An example of vegetative propagation of algae can serve as fucus. On its main thallium, additional similar thallomes are formed, which subsequently give rise to a new organism.

Asexual reproduction, that is, division into two cells, can be observed in euglena.

Chlamydomonas is an algae, the reproduction of which occurs both sexually and asexually, with the help of spores (zoospores) having flagella.

Another example of sexual reproduction may be brown algae, such as kelp. In this species there are three ways of sexual reproduction, such as isogamy, gethorogamy, oogamy.

Chlorella is a microscopic green alga. Propagates exclusively asexually through the use of spores.

Red algae (criminals) reproduce in two ways, one of which is sexual. A distinctive feature of it is the formation of male gametes without flagella. At the same time, female gametes remain on algae, and male gametes are transferred to them with the help of a current.

The importance of algae in nature

Algae are the most numerous and important for the whole planet photosynthetic organisms. Their distribution is so wide that they can be met not only in the seas, oceans, rivers, lakes, but also in small reservoirs, including artificial ones, and even puddles. They can be observed in the form of small greenish spots on the surface of almost every reservoir. The importance of algae in nature is great.

In addition to the fact that they release a sufficiently large amount of oxygen, they serve as a habitat for many aquatic animals, participate in the formation of a fertile layer of soil. Many algae are used for food, and also serve as the main source in the extraction of special food components. They are also used for the preparation of various medications and cosmetics.
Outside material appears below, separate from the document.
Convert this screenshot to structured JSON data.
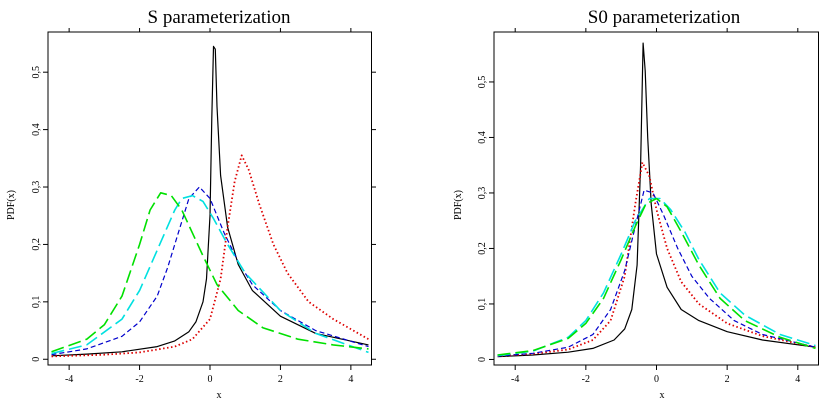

Algae are unique in their composition and mode of reproduction of organisms. They combine in themselves several types of reproduction, more precisely: sexual, asexual and vegetative. This practically makes them immortal. Moreover, this issue is very entertaining, because it's not for nothing that the biology teacher across the country is trying to get his pupils to answer the question: "How do the algae multiply? Describe the multiplication of algae."